Biphenyl, C12H10, is a nonvolatile, nonionizing solute that is soluble in benzene, C6H6. At 25 °C, the vapor pressure of pure benzene is 100.84 torr. What is the vapor pressure of a solution made from dissolving 19.9 g of biphenyl in 34.3 g of benzene?
mols biphenyl = grams/molar mass.
mols benzene = grams/molar mass
Xbenzene = mols benzene/total mols.
pbenzene soln = Xbenzene*Ppure benzene solvent.
To find the vapor pressure of the solution, we can use Raoult's Law, which states that the vapor pressure of an ideal solution is equal to the product of the mole fraction of the solute and the vapor pressure of the pure solvent.
First, let's calculate the number of moles of biphenyl and benzene in the solution.
The molar mass of biphenyl (C12H10) is:
12 * 12.01 (carbon) + 10 * 1.01 (hydrogen) = 154.22 g/mol.
To find the moles of biphenyl:
moles of biphenyl = mass of biphenyl / molar mass of biphenyl
moles of biphenyl = 19.9 g / 154.22 g/mol
Next, we calculate the moles of benzene:
molar mass of benzene (C6H6) = 6 * 12.01 (carbon) + 6 * 1.01 (hydrogen) = 78.11 g/mol
moles of benzene = mass of benzene / molar mass of benzene
moles of benzene = 34.3 g / 78.11 g/mol
Now, we can calculate the mole fraction of benzene:
mole fraction of benzene = moles of benzene / (moles of biphenyl + moles of benzene)

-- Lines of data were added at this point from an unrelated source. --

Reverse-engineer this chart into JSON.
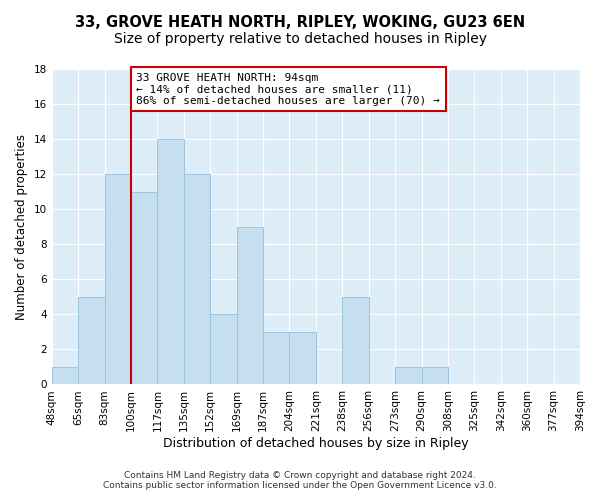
{
  "title": "33, GROVE HEATH NORTH, RIPLEY, WOKING, GU23 6EN",
  "subtitle": "Size of property relative to detached houses in Ripley",
  "xlabel": "Distribution of detached houses by size in Ripley",
  "ylabel": "Number of detached properties",
  "bar_color": "#c6dff0",
  "bar_edge_color": "#a0c4de",
  "bins": [
    "48sqm",
    "65sqm",
    "83sqm",
    "100sqm",
    "117sqm",
    "135sqm",
    "152sqm",
    "169sqm",
    "187sqm",
    "204sqm",
    "221sqm",
    "238sqm",
    "256sqm",
    "273sqm",
    "290sqm",
    "308sqm",
    "325sqm",
    "342sqm",
    "360sqm",
    "377sqm",
    "394sqm"
  ],
  "counts": [
    1,
    5,
    12,
    11,
    14,
    12,
    4,
    9,
    3,
    3,
    0,
    5,
    0,
    1,
    1,
    0,
    0,
    0,
    0,
    0
  ],
  "subject_line_bin_index": 3,
  "annotation_text": "33 GROVE HEATH NORTH: 94sqm\n← 14% of detached houses are smaller (11)\n86% of semi-detached houses are larger (70) →",
  "annotation_box_color": "white",
  "annotation_box_edge_color": "#cc0000",
  "subject_line_color": "#cc0000",
  "ylim": [
    0,
    18
  ],
  "yticks": [
    0,
    2,
    4,
    6,
    8,
    10,
    12,
    14,
    16,
    18
  ],
  "footer1": "Contains HM Land Registry data © Crown copyright and database right 2024.",
  "footer2": "Contains public sector information licensed under the Open Government Licence v3.0.",
  "background_color": "#ffffff",
  "plot_bg_color": "#ddeef8",
  "title_fontsize": 10.5,
  "xlabel_fontsize": 9,
  "ylabel_fontsize": 8.5,
  "tick_fontsize": 7.5,
  "annotation_fontsize": 8,
  "footer_fontsize": 6.5
}
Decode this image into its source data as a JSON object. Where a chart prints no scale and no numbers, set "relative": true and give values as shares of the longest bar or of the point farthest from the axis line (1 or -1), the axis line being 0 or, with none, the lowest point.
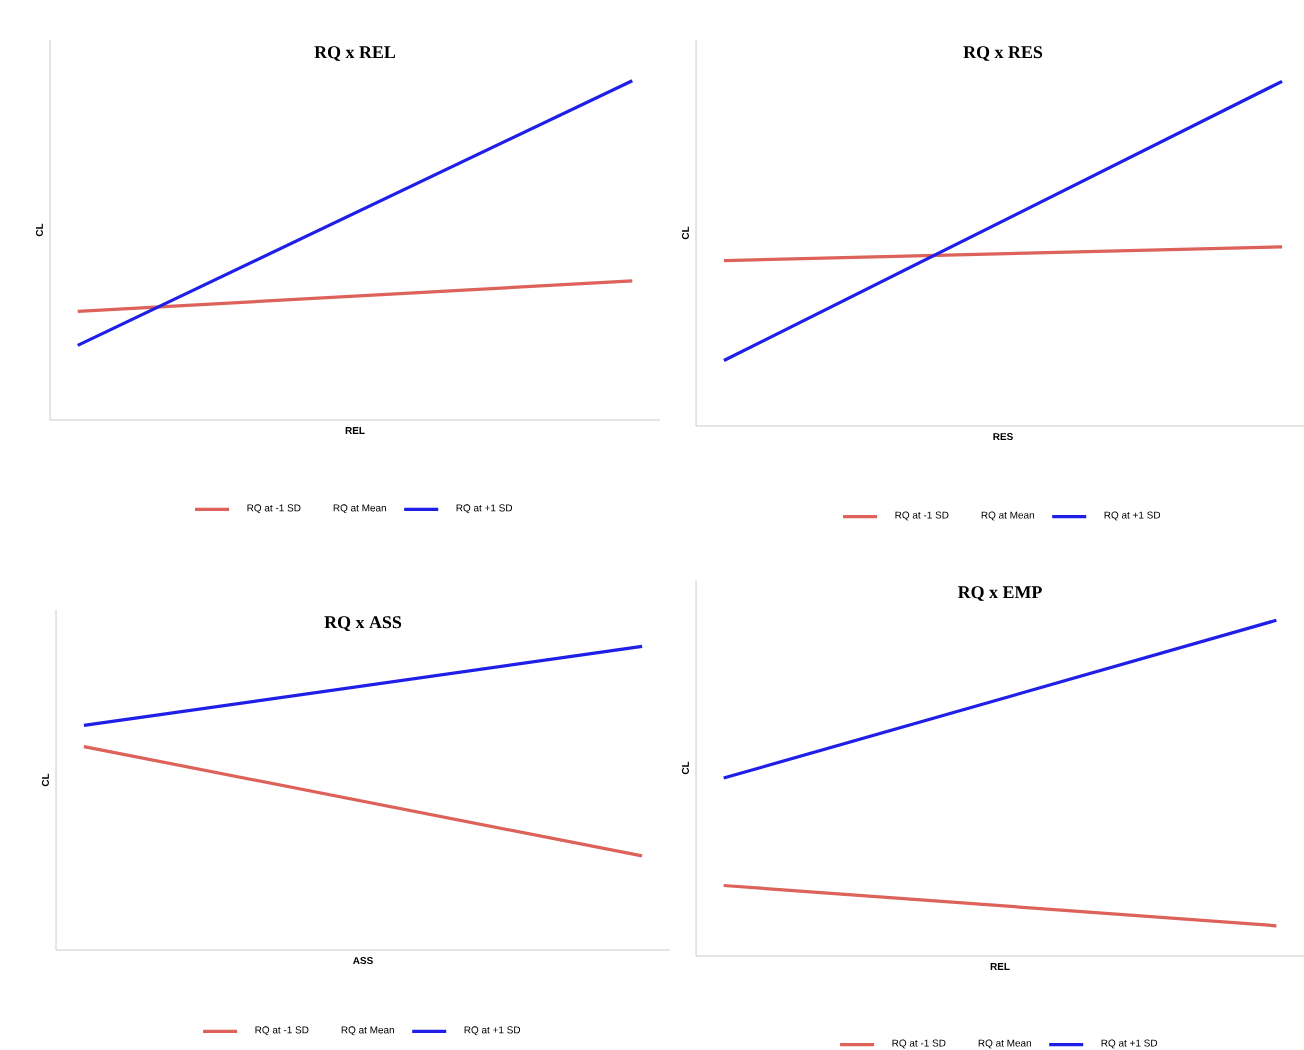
{
  "chart_data": [
    {
      "type": "line",
      "title": "RQ x REL",
      "xlabel": "REL",
      "ylabel": "CL",
      "relative": true,
      "legend": "bottom",
      "categories": [
        null,
        null
      ],
      "series": [
        {
          "name": "RQ at -1 SD",
          "color": "#dc625a",
          "values": [
            0.32,
            0.41
          ]
        },
        {
          "name": "RQ at Mean",
          "values": [
            null,
            null
          ]
        },
        {
          "name": "RQ at +1 SD",
          "color": "#1f1fe8",
          "values": [
            0.22,
            1.0
          ]
        }
      ]
    },
    {
      "type": "line",
      "title": "RQ x RES",
      "xlabel": "RES",
      "ylabel": "CL",
      "relative": true,
      "legend": "bottom",
      "categories": [
        null,
        null
      ],
      "series": [
        {
          "name": "RQ at -1 SD",
          "color": "#dc625a",
          "values": [
            0.48,
            0.52
          ]
        },
        {
          "name": "RQ at Mean",
          "values": [
            null,
            null
          ]
        },
        {
          "name": "RQ at +1 SD",
          "color": "#1f1fe8",
          "values": [
            0.19,
            1.0
          ]
        }
      ]
    },
    {
      "type": "line",
      "title": "RQ x ASS",
      "xlabel": "ASS",
      "ylabel": "CL",
      "relative": true,
      "legend": "bottom",
      "categories": [
        null,
        null
      ],
      "series": [
        {
          "name": "RQ at -1 SD",
          "color": "#dc625a",
          "values": [
            0.67,
            0.31
          ]
        },
        {
          "name": "RQ at Mean",
          "values": [
            null,
            null
          ]
        },
        {
          "name": "RQ at +1 SD",
          "color": "#1f1fe8",
          "values": [
            0.74,
            1.0
          ]
        }
      ]
    },
    {
      "type": "line",
      "title": "RQ x EMP",
      "xlabel": "REL",
      "ylabel": "CL",
      "relative": true,
      "legend": "bottom",
      "categories": [
        null,
        null
      ],
      "series": [
        {
          "name": "RQ at -1 SD",
          "color": "#dc625a",
          "values": [
            0.21,
            0.09
          ]
        },
        {
          "name": "RQ at Mean",
          "values": [
            null,
            null
          ]
        },
        {
          "name": "RQ at +1 SD",
          "color": "#1f1fe8",
          "values": [
            0.53,
            1.0
          ]
        }
      ]
    }
  ]
}
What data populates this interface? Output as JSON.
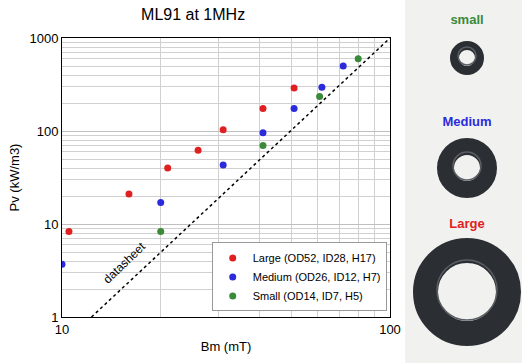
{
  "chart_data": {
    "type": "scatter",
    "title": "ML91 at 1MHz",
    "x_label": "Bm (mT)",
    "y_label": "Pv (kW/m3)",
    "log": true,
    "grid": true,
    "legend": "lower right",
    "xlim": [
      10,
      100
    ],
    "xticks": [
      10,
      100
    ],
    "ylim": [
      1,
      1000
    ],
    "yticks": [
      1,
      10,
      100,
      1000
    ],
    "series": [
      {
        "name": "Large (OD52, ID28, H17)",
        "color": "#e02020",
        "marker": "circle",
        "x": [
          10.5,
          16,
          21,
          26,
          31,
          41,
          51
        ],
        "values": [
          8.3,
          21,
          40,
          62,
          103,
          175,
          290
        ]
      },
      {
        "name": "Medium (OD26, ID12, H7)",
        "color": "#2b2bdc",
        "marker": "circle",
        "x": [
          10,
          20,
          31,
          41,
          51,
          62,
          72
        ],
        "values": [
          3.7,
          17,
          43,
          96,
          175,
          295,
          500
        ]
      },
      {
        "name": "Small (OD14, ID7, H5)",
        "color": "#3a8a3a",
        "marker": "circle",
        "x": [
          20,
          41,
          61,
          80
        ],
        "values": [
          8.3,
          70,
          235,
          600
        ]
      },
      {
        "name": "datasheet",
        "type": "line",
        "line_style": "dotted",
        "color": "#000000",
        "x": [
          12.3,
          100
        ],
        "values": [
          1,
          1000
        ]
      }
    ]
  },
  "photo": {
    "labels": [
      {
        "text": "small",
        "color": "#3a8a3a"
      },
      {
        "text": "Medium",
        "color": "#2b2bdc"
      },
      {
        "text": "Large",
        "color": "#e02020"
      }
    ]
  }
}
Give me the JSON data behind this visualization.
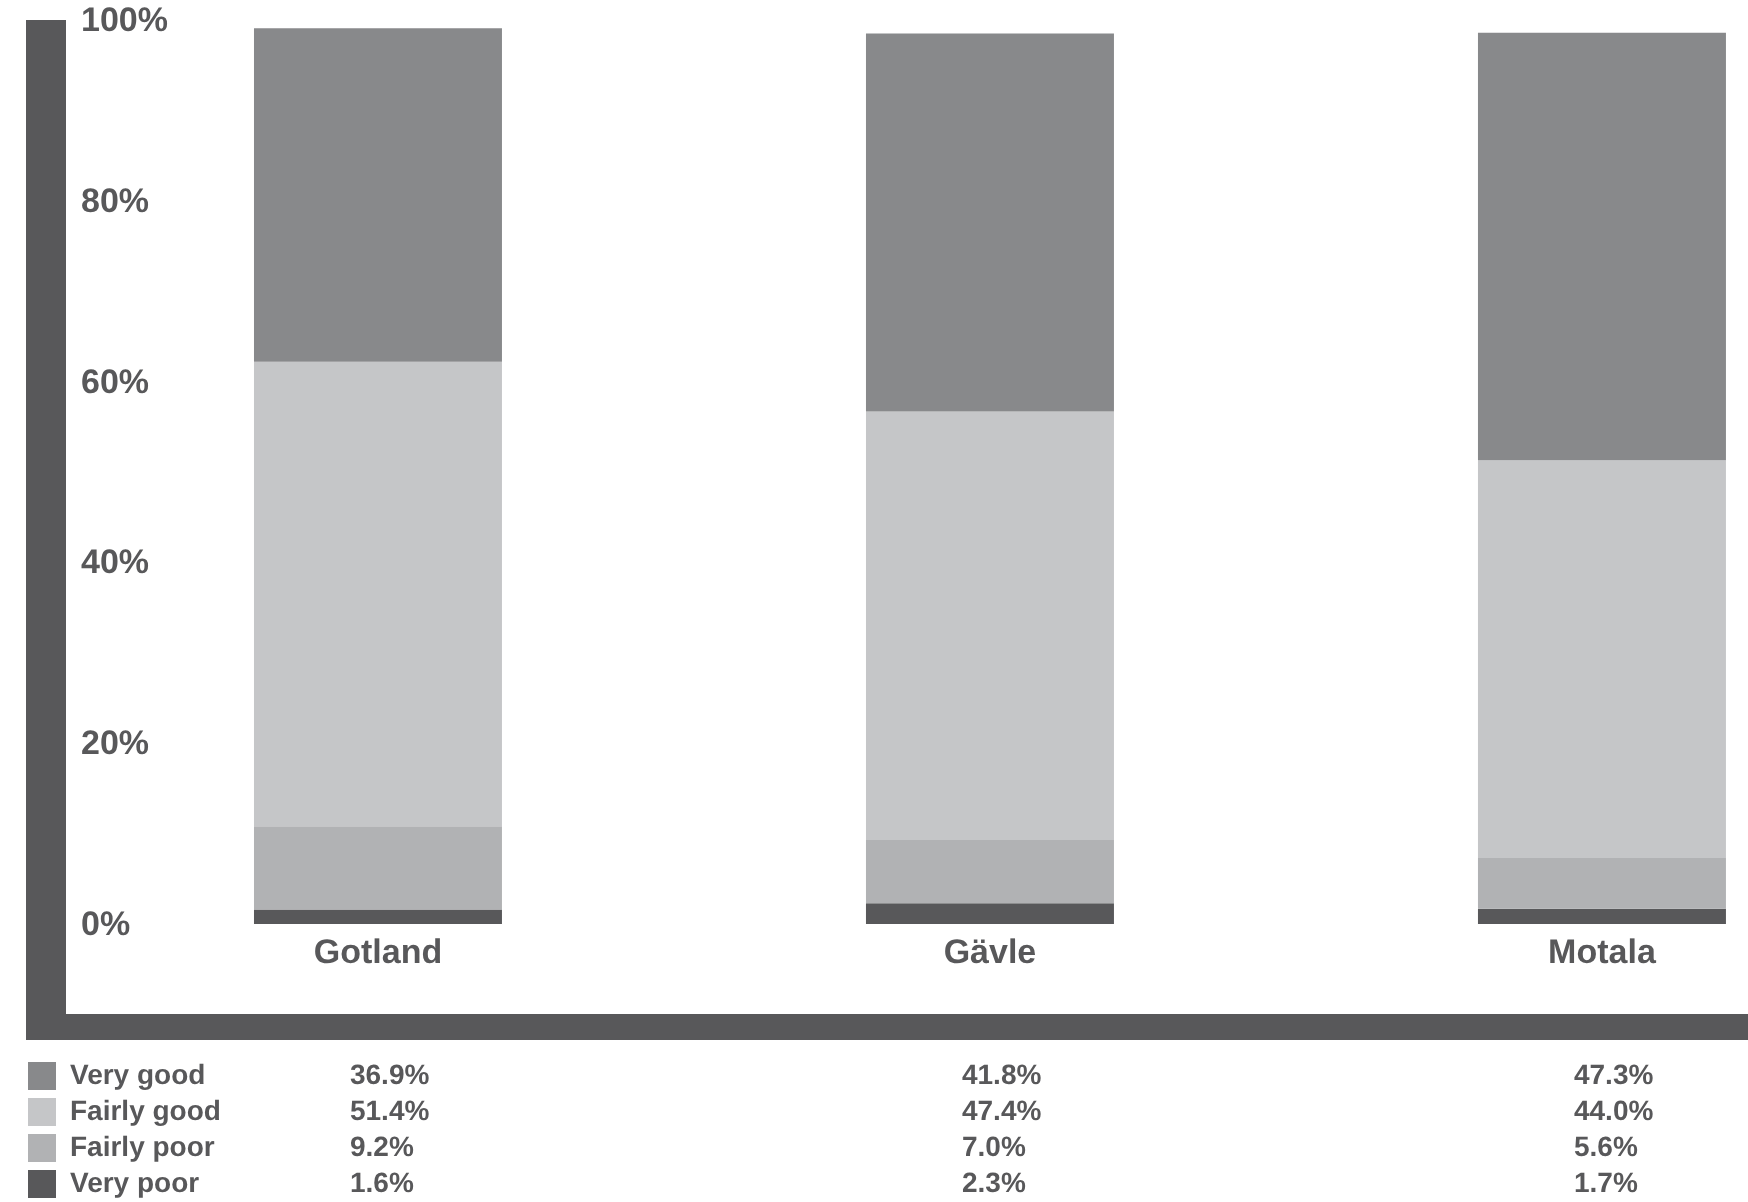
{
  "chart_data": {
    "type": "bar",
    "stacked": true,
    "categories": [
      "Gotland",
      "Gävle",
      "Motala"
    ],
    "series": [
      {
        "name": "Very poor",
        "color": "#58585a",
        "values": [
          1.6,
          2.3,
          1.7
        ],
        "value_labels": [
          "1.6%",
          "2.3%",
          "1.7%"
        ]
      },
      {
        "name": "Fairly poor",
        "color": "#b1b2b4",
        "values": [
          9.2,
          7.0,
          5.6
        ],
        "value_labels": [
          "9.2%",
          "7.0%",
          "5.6%"
        ]
      },
      {
        "name": "Fairly good",
        "color": "#c5c6c8",
        "values": [
          51.4,
          47.4,
          44.0
        ],
        "value_labels": [
          "51.4%",
          "47.4%",
          "44.0%"
        ]
      },
      {
        "name": "Very good",
        "color": "#88898b",
        "values": [
          36.9,
          41.8,
          47.3
        ],
        "value_labels": [
          "36.9%",
          "41.8%",
          "47.3%"
        ]
      }
    ],
    "ylim": [
      0,
      100
    ],
    "yticks": [
      {
        "value": 0,
        "label": "0%"
      },
      {
        "value": 20,
        "label": "20%"
      },
      {
        "value": 40,
        "label": "40%"
      },
      {
        "value": 60,
        "label": "60%"
      },
      {
        "value": 80,
        "label": "80%"
      },
      {
        "value": 100,
        "label": "100%"
      }
    ],
    "legend": "bottom left"
  }
}
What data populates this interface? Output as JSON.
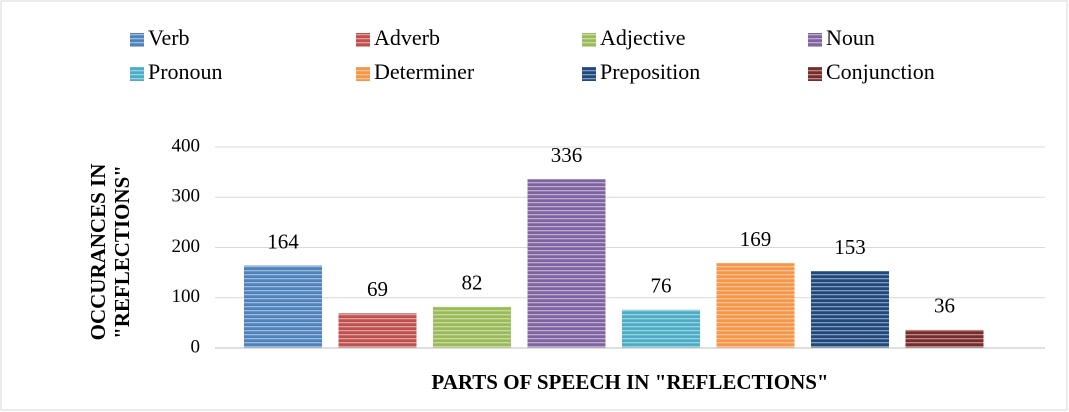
{
  "chart_data": {
    "type": "bar",
    "xlabel": "PARTS OF SPEECH IN \"REFLECTIONS\"",
    "ylabel": [
      "OCCURANCES IN",
      "\"REFLECTIONS\""
    ],
    "ylim": [
      0,
      400
    ],
    "yticks": [
      0,
      100,
      200,
      300,
      400
    ],
    "grid": true,
    "legend": "top",
    "series": [
      {
        "name": "Verb",
        "color": "#4f81bd",
        "values": [
          164
        ]
      },
      {
        "name": "Adverb",
        "color": "#c0504d",
        "values": [
          69
        ]
      },
      {
        "name": "Adjective",
        "color": "#9bbb59",
        "values": [
          82
        ]
      },
      {
        "name": "Noun",
        "color": "#8064a2",
        "values": [
          336
        ]
      },
      {
        "name": "Pronoun",
        "color": "#4bacc6",
        "values": [
          76
        ]
      },
      {
        "name": "Determiner",
        "color": "#f79646",
        "values": [
          169
        ]
      },
      {
        "name": "Preposition",
        "color": "#1f497d",
        "values": [
          153
        ]
      },
      {
        "name": "Conjunction",
        "color": "#772c2a",
        "values": [
          36
        ]
      }
    ]
  }
}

Next, we need to find the vapor pressure of the pure benzene (P°benzene), which is given as 100.84 torr.
Finally, we can use Raoult's Law to find the vapor pressure of the solution (Psolution):
Psolution = mole fraction of benzene * P°benzene
So, by plugging in the known values, we can find the answer.